Um estudo publicado no final de julho por Shenhav e Randy Buckner, dois neurocientistas do Departamento de Psicologia da Universidade de Harvard, trouxe à tona uma faceta inédita da ansiedade – um sentimento que pode se tornar patológico e gerar doenças como a Síndrome do Pânico, por exemplo. A pesquisa revela que o cérebro humano reage da mesma maneira ao ser confrontado a escolhas, sejam elas positivas ou negativas.
Durante o experimento, os pacientes foram colocados em um aparelho de ressonância magnética e tiveram que optar entre as imagens de vários produtos de valor, como Ipods ou câmeras digitais. Observando o comportamento dos pacientes, os cientistas descobriram que essa escolha gerava um sentimento positivo, mas também ansiedade. Um dos motivos seria o medo de tomar uma má decisão. Esse paradoxo é inédito, como explicou à RFI Marcio Bernik, coordenador do Amban, o Ambulatório de Ansiedade do Instituto de Psiquiatria do Hospital das Clínicas da Faculdade de Medicina da Universidade de São Paulo.
RFI – Por que este estudo é inédito ?
Márcio Bernik – O estudo é inovador porque aborda um paradoxo.Normalmente a ansiedade surge entre uma escolha que sempre tem um valor motivacional negativo. Ou seja, existe uma necessidade de aproximação para obter um ganho e existe um risco com essa aproximação. O exemplo mais simples é um animal procurar comida na floresta, onde pode ter comida, mas também predadores. Antes desse estudo, ansiedade era sempre descrita como tendo um valor motivacional negativo, ou seja, a pessoa se sente mal diante de uma possibilidade.
RFI – Quando a ansiedade se torna patológica ?
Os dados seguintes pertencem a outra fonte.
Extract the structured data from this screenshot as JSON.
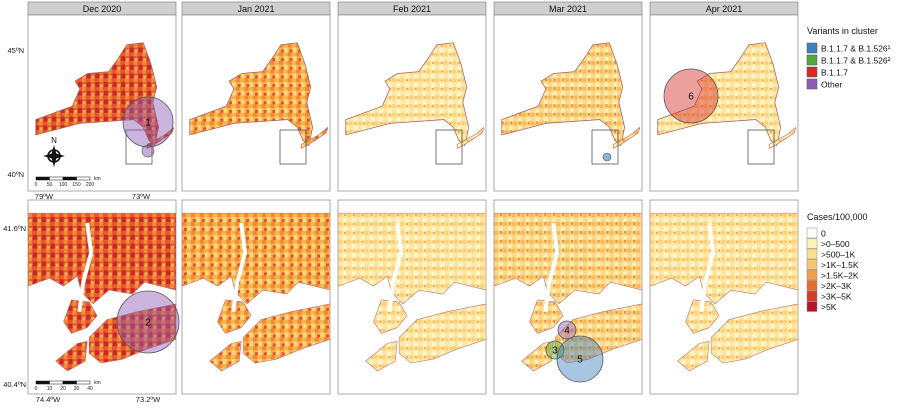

M. B – Na verdade quando falamos de ansiedade neste contexto, que são mecanismos de defesa cerebral, você tem três situações emocionais distintas: medo, quando você tem antecipação só de um perigo, mas esse perigo não tem um risco imediato para você de destruição. O comportamento costuma ser de uma fuga simples: você se afasta e se esquiva do perigo. Isso corresponde à vivência de medo no ser humano. Quando existe a proximidade de algo que pode causar sua destruição, a vivência no ser humano é aquela que chamamos de pânico. Nos animais chamamos de reação de fuga e luta.
Ela é caracterizada por uma fuga desorganizada: a pessoa fica confusa, querendo sair do lugar de qualquer maneira. O importante é que cada uma dessas reações cerebrais tenha um substrato cerebral diferente. O substrato do pânico não é o mesmo do medo e não é o mesmo da ansiedade, que é o estado emocional quando o risco é incerto – uma avaliação de que a aproximação daquilo que ele deseja é bom, ou existe um risco. É o conflito : quando existe conflito, você tem ansiedade e não tem fuga, tem imobilidade, incapacidade e demora em decidir o que fazer.
RFI – Ansiedade então é patológica quando gera sintomas?
M. B – Essa ansiedade se torna patológica quando leva a sofrimento excessivo ou prejuízo funcional – a pessoa é incapaz de decidir a ponto de deixar a vida decidir por ela. Outro exemplo é não conseguir sair de casa sem ter muitos sintomas físicos ou sofrimento emocional. Mas no dia a dia, é importante que a pessoa saiba reconhecer que a ansiedade é algo normal, que é natural, que faz parte da sua personalidade e muitas vezes é um preço a pagar para conseguir algo que você considere realmente importante. O importante, então, é o autoconhecimento e fazer escolhas importantes para você, não o que a sociedade diz que é o melhor.